Opinion Risques de famine

Un symptôme de notre manque d’humanité

700 mots pour expliquer l’inexplicable, à savoir qu’une partie de l’humanité, à l’ère d’une éventuelle mission sur Mars, meurt de faim. En effet, pour une première fois de notre histoire, 20 millions de personnes dans 4 pays différents sont menacées par la faim. Les histoires de la Somalie, du Soudan du Sud, du Nigeria et du Yémen sont certes bien différentes, mais la conséquence ultime similaire : la famine. Il faut malheureusement attendre les images larmoyantes, mais bien réelles d’enfants squelettiques pour voir enfin les Occidentaux lever leurs yeux de leurs téléphones prétendument intelligents. À ce stade, il est souvent trop tard.

Si les causes sont complexes, les famines pernicieuses sont souvent dans l’ombre des drames de la guerre. En effet, il est généralement admis qu’il ne s’agit jamais uniquement d’une question de disponibilité de ressources alimentaires. Autrement dit, l’insécurité créée par les conflits force les paysans à quitter leur lopin de terre, à vendre ou se débarrasser de leur bétail et à se réfugier là où leur vie est moins menacée. Incapables de pouvoir s’autosuffire, les populations sont forcées de dépendre de l’aide alimentaire internationale. C’est ce qui se produit actuellement pour plus de 20 millions de personnes du Sud-Soudan, du Yémen, de la Somalie, et du Nigéria, notamment.

Répétons-le : si une solution simple existait, elle aurait été appliquée depuis longtemps. Les initiatives irresponsables de noliser des avions remplis de nourriture démontrent d’ailleurs la méconnaissance de la complexité du terrain. Toutefois, la perte de confiance et les critiques envers les organisations humanitaires ne sont pas non plus fondées. 

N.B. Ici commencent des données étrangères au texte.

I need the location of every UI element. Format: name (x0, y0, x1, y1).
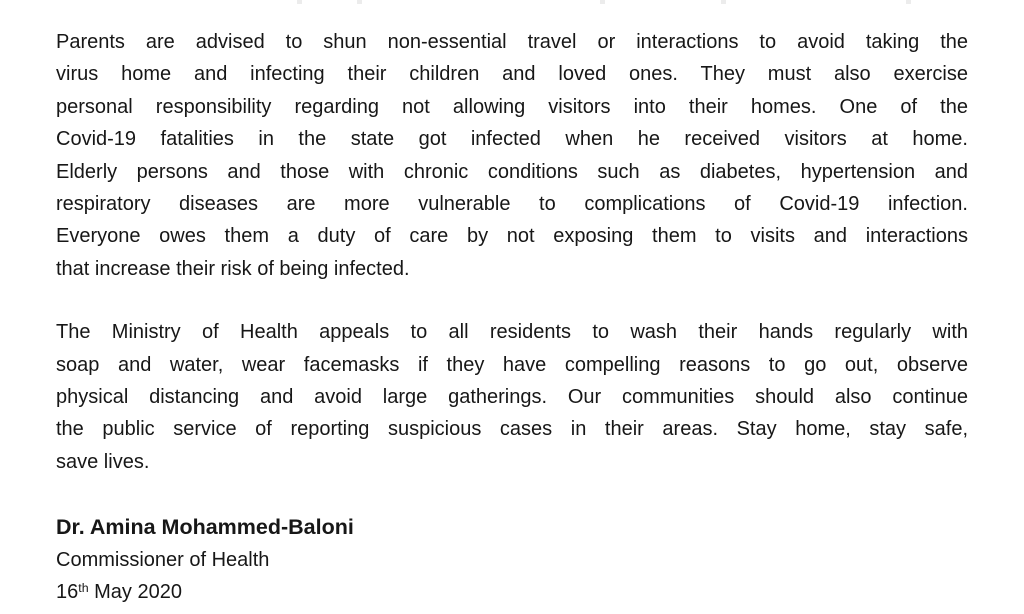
text-line: Everyone owes them a duty of care by not exposing them to visits and interactions (56, 225, 968, 248)
signer-name: Dr. Amina Mohammed-Baloni (56, 515, 354, 540)
cropped-text-artifact (906, 0, 911, 4)
text-line: Covid-19 fatalities in the state got infected when he received visitors at home. (56, 128, 968, 151)
date-day: 16 (56, 581, 79, 604)
date-month-year: May 2020 (88, 581, 182, 604)
text-line: Parents are advised to shun non-essential travel or interactions to avoid taking the (56, 31, 968, 53)
paragraph-travel-advisory (56, 26, 968, 285)
signature-date (56, 576, 968, 610)
cropped-text-artifact (297, 0, 302, 4)
text-line: Elderly persons and those with chronic conditions such as diabetes, hypertension and (56, 160, 968, 183)
text-line: virus home and infecting their children and loved ones. They must also exercise (56, 63, 968, 86)
signature-block (56, 511, 968, 610)
text-line: soap and water, wear facemasks if they have compelling reasons to go out, observe (56, 353, 968, 376)
signer-title: Commissioner of Health (56, 548, 270, 571)
paragraph-ministry-appeal (56, 316, 968, 478)
text-line: respiratory diseases are more vulnerable to complications of Covid-19 infection. (56, 193, 968, 216)
text-line: save lives. (56, 450, 150, 473)
date-ordinal-suffix: th (78, 581, 89, 596)
text-line: physical distancing and avoid large gatherings. Our communities should also continue (56, 386, 968, 409)
text-line: that increase their risk of being infected. (56, 257, 410, 280)
document-body (56, 26, 968, 611)
cropped-text-artifact (721, 0, 726, 4)
text-line: The Ministry of Health appeals to all residents to wash their hands regularly with (56, 321, 968, 344)
text-line: personal responsibility regarding not allowing visitors into their homes. One of the (56, 95, 968, 118)
text-line: the public service of reporting suspicious cases in their areas. Stay home, stay safe, (56, 418, 968, 441)
cropped-text-artifact (600, 0, 605, 4)
cropped-text-artifact (357, 0, 362, 4)
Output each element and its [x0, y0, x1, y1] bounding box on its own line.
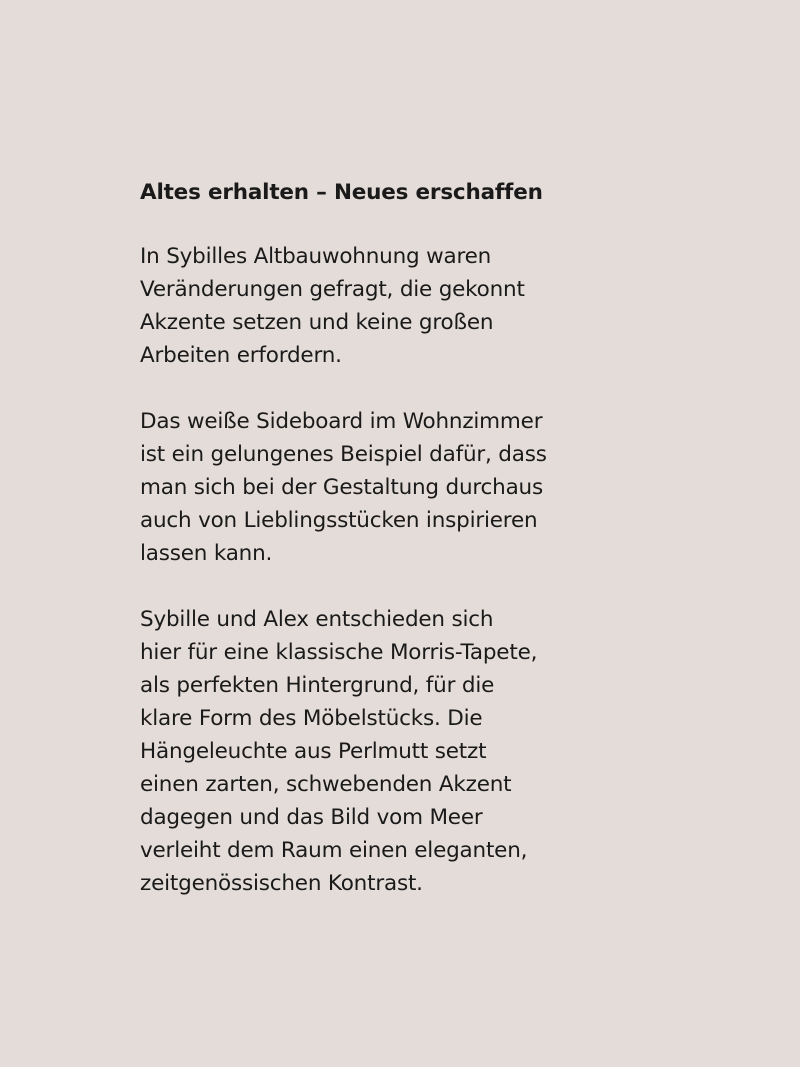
paragraph-line: Sybille und Alex entschieden sich: [140, 607, 494, 632]
paragraph-wallpaper: [140, 603, 660, 900]
paragraph-line: Akzente setzen und keine großen: [140, 310, 494, 335]
paragraph-intro: [140, 240, 660, 372]
paragraph-line: Veränderungen gefragt, die gekonnt: [140, 277, 525, 302]
paragraph-line: dagegen und das Bild vom Meer: [140, 805, 483, 830]
paragraph-line: In Sybilles Altbauwohnung waren: [140, 244, 492, 269]
article-title: Altes erhalten – Neues erschaffen: [140, 180, 543, 205]
paragraph-line: man sich bei der Gestaltung durchaus: [140, 475, 543, 500]
article: [140, 176, 660, 933]
paragraph-line: als perfekten Hintergrund, für die: [140, 673, 495, 698]
paragraph-line: klare Form des Möbelstücks. Die: [140, 706, 483, 731]
paragraph-line: hier für eine klassische Morris-Tapete,: [140, 640, 538, 665]
paragraph-line: Das weiße Sideboard im Wohnzimmer: [140, 409, 543, 434]
paragraph-line: verleiht dem Raum einen eleganten,: [140, 838, 528, 863]
paragraph-line: ist ein gelungenes Beispiel dafür, dass: [140, 442, 547, 467]
paragraph-line: zeitgenössischen Kontrast.: [140, 871, 423, 896]
paragraph-line: Hängeleuchte aus Perlmutt setzt: [140, 739, 487, 764]
paragraph-line: Arbeiten erfordern.: [140, 343, 342, 368]
paragraph-line: auch von Lieblingsstücken inspirieren: [140, 508, 538, 533]
paragraph-line: lassen kann.: [140, 541, 273, 566]
paragraph-sideboard: [140, 405, 660, 570]
paragraph-line: einen zarten, schwebenden Akzent: [140, 772, 512, 797]
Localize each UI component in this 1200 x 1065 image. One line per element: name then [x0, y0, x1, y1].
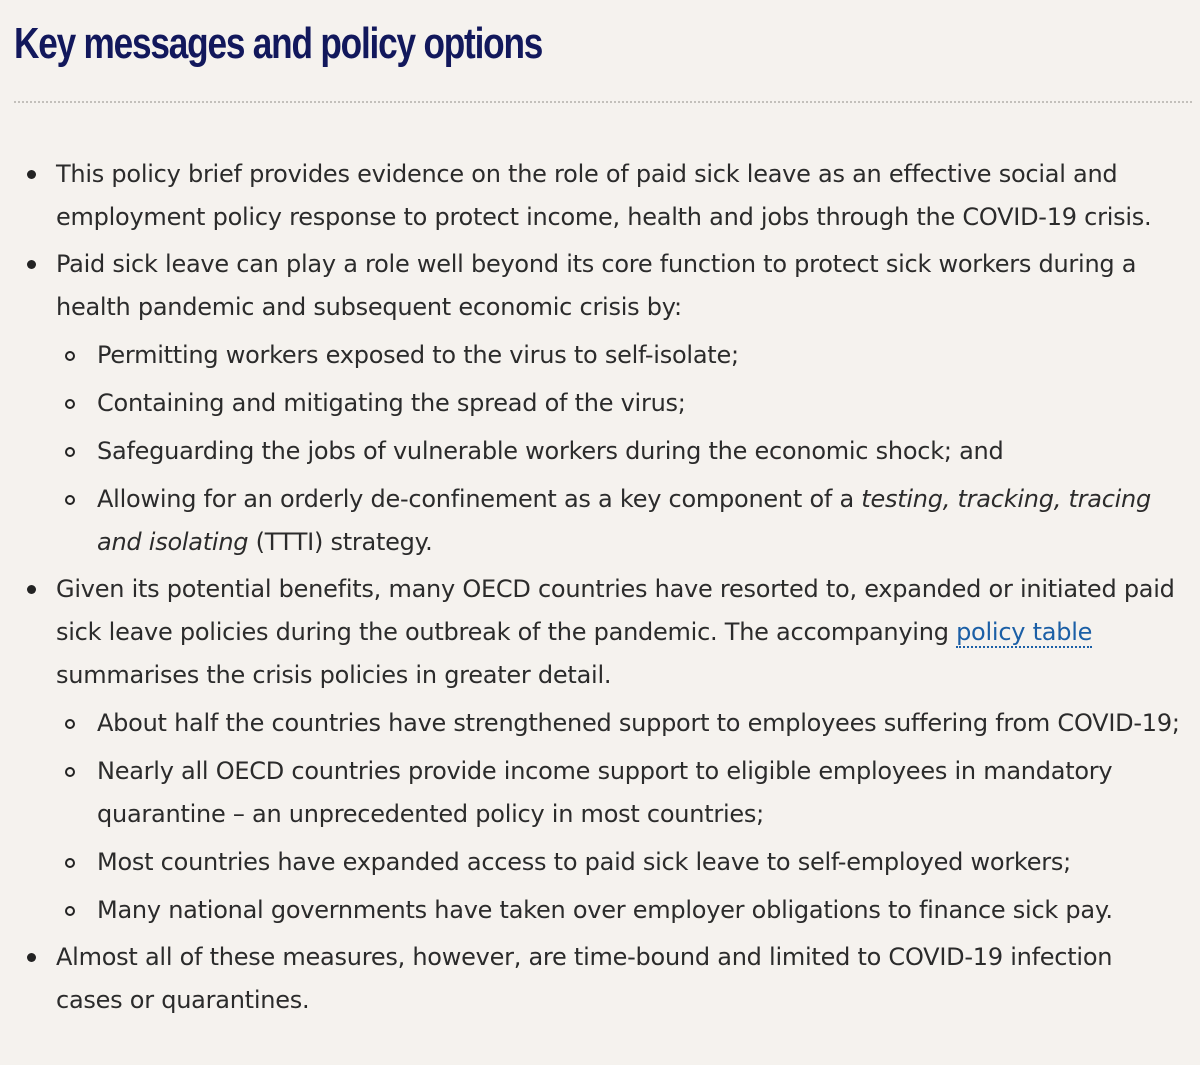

Certes perfectible, le système humanitaire est l’unique canal qui permet de protéger et de soigner une partie des populations prises en otage dans ces contextes. Si l’on souhaite aider, il faut donc soutenir les organisations humanitaires professionnelles.

Ainsi, une amorce de réponse se présente à chacun de nous. Notre isolement nous amène parfois à oublier que nous vivons dans un monde interconnecté. Nos choix politiques et notre surconsommation ont un impact direct sur les différents théâtres présentés ici, qui exposent et expliquent les inégalités de notre planète. Cette insonorisation géographique produit de l’indifférence, cancer des démocraties occidentales. Pour lutter contre ce fléau, les organisations humanitaires, les États, les médias et le milieu académique ont une responsabilité fondamentale de mettre en lumière ces contextes et de sensibiliser l’opinion publique pour faire le bruit nécessaire afin que nos décideurs prennent le leadership qui leur revient.

Une autre amorce de réponse se présente justement à notre gouvernement qui plie actuellement l’échine devant la nouvelle administration américaine. Pour éviter de froisser notre voisin, le gouvernement canadien a mis sur la glace la nouvelle politique d’aide canadienne qui devait être publiée en décembre dernier ainsi que notre plan de réinvestissement dans les missions de paix an Afrique de l’Ouest. 

Même si le Canada reste une puissance moyenne, l’absence d’un plan politique clair pour soutenir les populations victimes de ces crises est simplement irresponsable.

Une autre partie de la solution passe par la négociation humanitaire. Les situations de conflit nuisent ou empêchent l’accès aux populations dans le besoin. Les organisations doivent donc négocier avec les belligérants au risque de leur vie. La négociation humanitaire est au cœur du travail des organisations sur le terrain pour accéder aux populations civiles. Malheureusement, ici aussi, notre gouvernement est récemment passé à côté d’une initiative canadienne novatrice pour soutenir le Centre de Compétence en négociation humanitaire de Genève.

Enfin, une dernière amorce de réponse se présente dans l’amélioration de nos connaissances. La recherche doit favoriser l’émergence d’analyse plus fine et l’identification de meilleures pratiques. Comme dans bon nombre d’autres domaines, l’innovation et les données probantes doivent être les moteurs des décisions.

En somme, il reste beaucoup à faire pour comprendre et répondre aux problématiques humanitaires causant les famines. Mais la véritable invraisemblance est qu’une partie du monde souffre d’obésité et de surconsommation, et que l’autre meurt de faim. À ce stade de notre évolution, il serait lucide de convenir que la famine est un symptôme de notre manque d’humanité.